New to the marketplace is whole algal protein.

“It is a unique source of protein, fiber, healthy lipids and micronutrients, such as lutein and zeaxanthin,” said Kathy Samuelson, application scientist at Solazyme. “It is free of known allergens, vegan and gluten-free. The protein is completely protected by the algae cell wall, so the protein has limited interaction with other food ingredients, allowing for very easy formulation across a broad set of applications. The protein has high digestibility and contains all of the essential amino acids. Its mild umami flavor allows it to work especially well in savory applications.”

Unique applications include soups and salad dressings.

“Whole algal protein can be added to vegetarian soups, such as a tomato bisque, to increase protein, since it is difficult to find ‘invisible’ protein sources for vegetarian foods,” Ms. Samuelson said.
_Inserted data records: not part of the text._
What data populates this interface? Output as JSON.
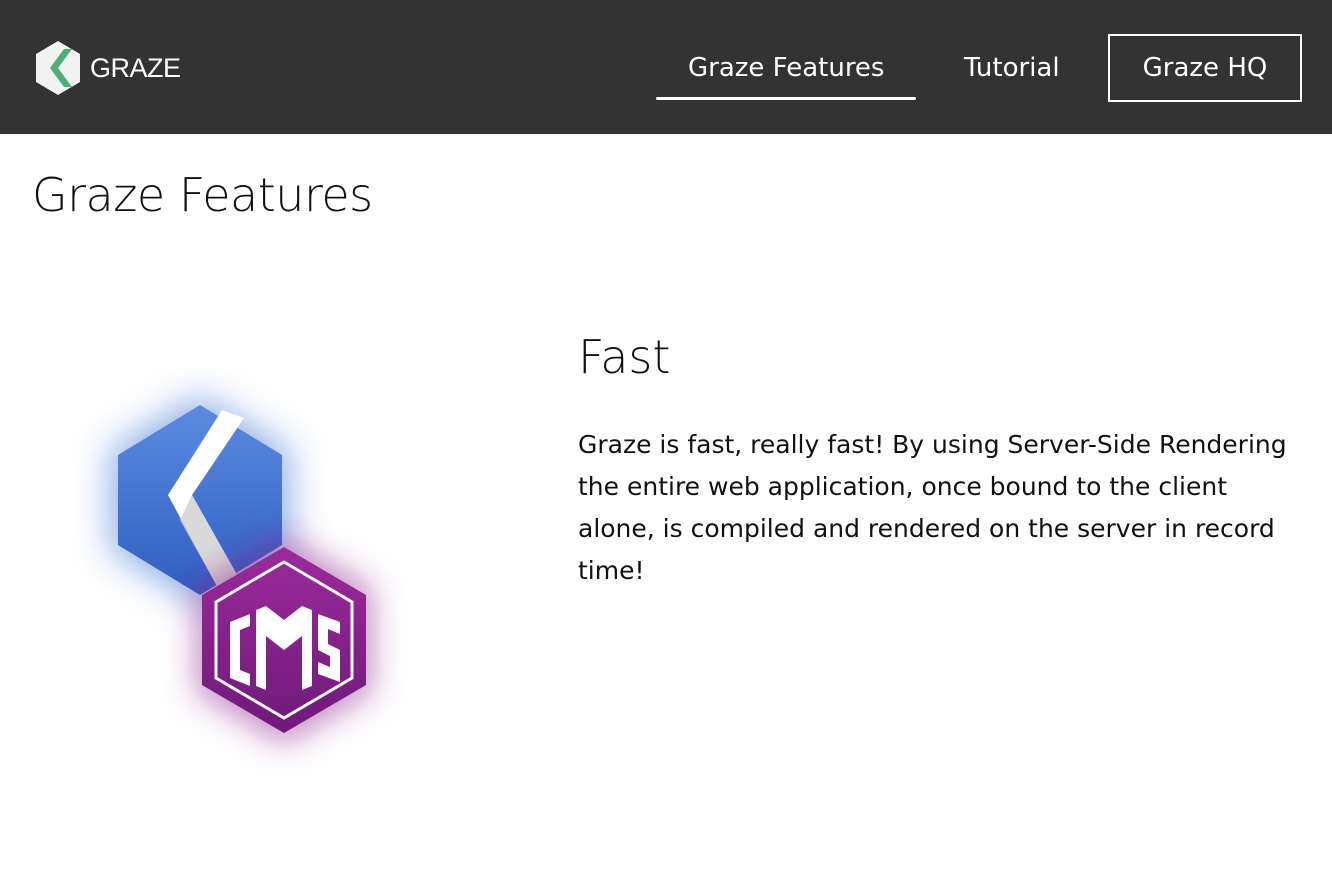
{
  "navbar": {
    "brand_text": "GRAZE",
    "links": [
      {
        "label": "Graze Features"
      },
      {
        "label": "Tutorial"
      },
      {
        "label": "Graze HQ"
      }
    ]
  },
  "page": {
    "title": "Graze Features"
  },
  "feature": {
    "image_icon": "graze-cms-logo",
    "image_text": "CMS",
    "title": "Fast",
    "body": "Graze is fast, really fast! By using Server-Side Rendering the entire web application, once bound to the client alone, is compiled and rendered on the server in record time!"
  },
  "colors": {
    "navbar_bg": "#333333",
    "brand_green": "#4caf7a",
    "graze_blue": "#3a6fd0",
    "cms_purple": "#8a1f8a"
  }
}
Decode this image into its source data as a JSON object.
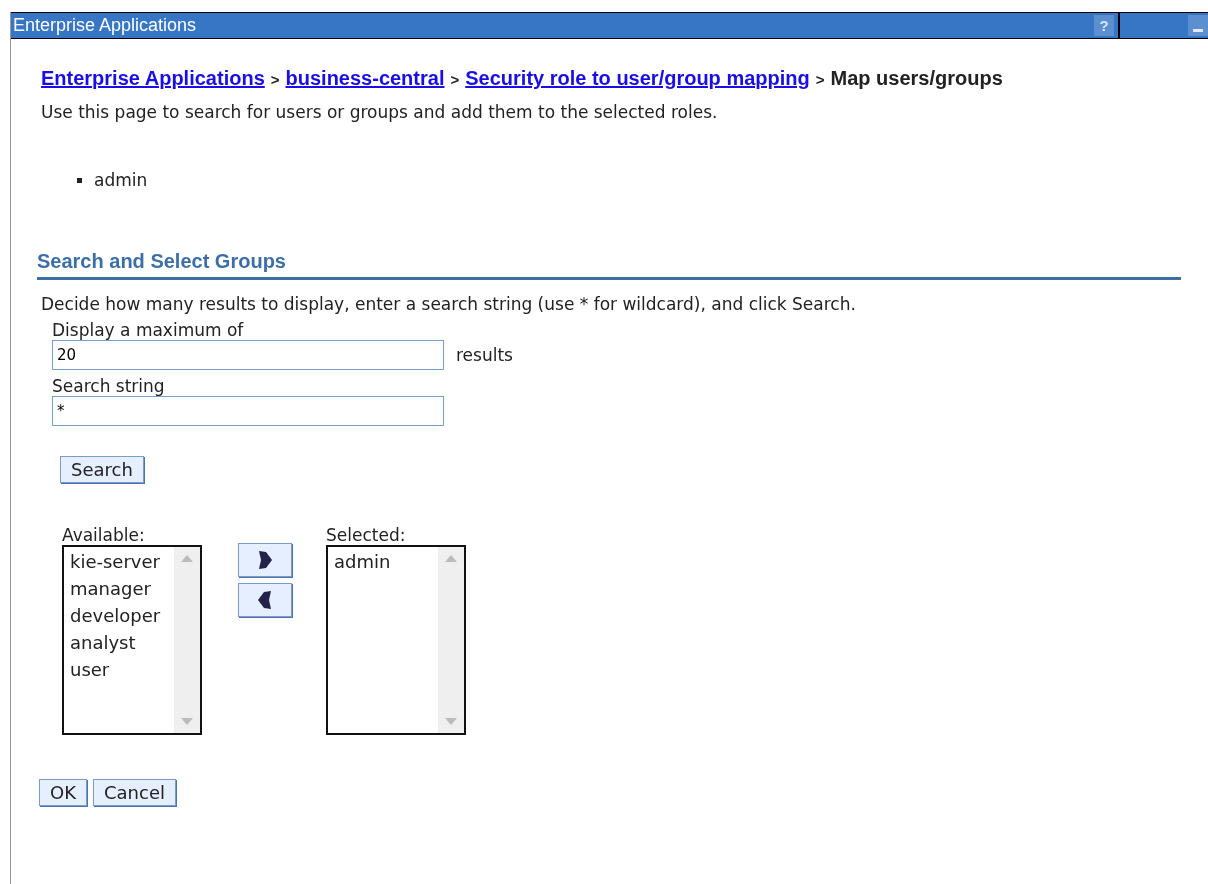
{
  "window": {
    "title": "Enterprise Applications",
    "help_button": "?"
  },
  "breadcrumb": {
    "links": [
      "Enterprise Applications",
      "business-central",
      "Security role to user/group mapping"
    ],
    "separator": ">",
    "current": "Map users/groups"
  },
  "description": "Use this page to search for users or groups and add them to the selected roles.",
  "roles": [
    "admin"
  ],
  "section": {
    "title": "Search and Select Groups",
    "instructions": "Decide how many results to display, enter a search string (use * for wildcard), and click Search."
  },
  "max_results": {
    "label": "Display a maximum of",
    "value": "20",
    "suffix": "results"
  },
  "search_string": {
    "label": "Search string",
    "value": "*"
  },
  "search_button": "Search",
  "available": {
    "label": "Available:",
    "items": [
      "kie-server",
      "manager",
      "developer",
      "analyst",
      "user"
    ]
  },
  "selected": {
    "label": "Selected:",
    "items": [
      "admin"
    ]
  },
  "buttons": [
    "OK",
    "Cancel"
  ]
}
Usage levels in soups range from 0.5% to 1%. For a French salad dressing, the usage level would range from 2.5% to 5%.

“In these examples, whole algal protein is added without any special formulation considerations and no impact on the texture and viscosity,” she said. “The temperature change does not impact the viscosity of whole algal protein.”

Mr. Demmerly said protein ingredient usage amounts may vary based on product specifications and the target market.

“While some formulators may seek protein functionality to eliminate gums and clean up a label, others may want to pack in the maximum amount of protein possible,” he said. “There are several things to consider when fortifying with protein, including pH of the finished product and the isoelectric point of the intended protein, heating and processing parameters, shelf life and freeze/thaw stability.

“The protein trend will only continue to grow and companies that don’t realize this will be left behind.”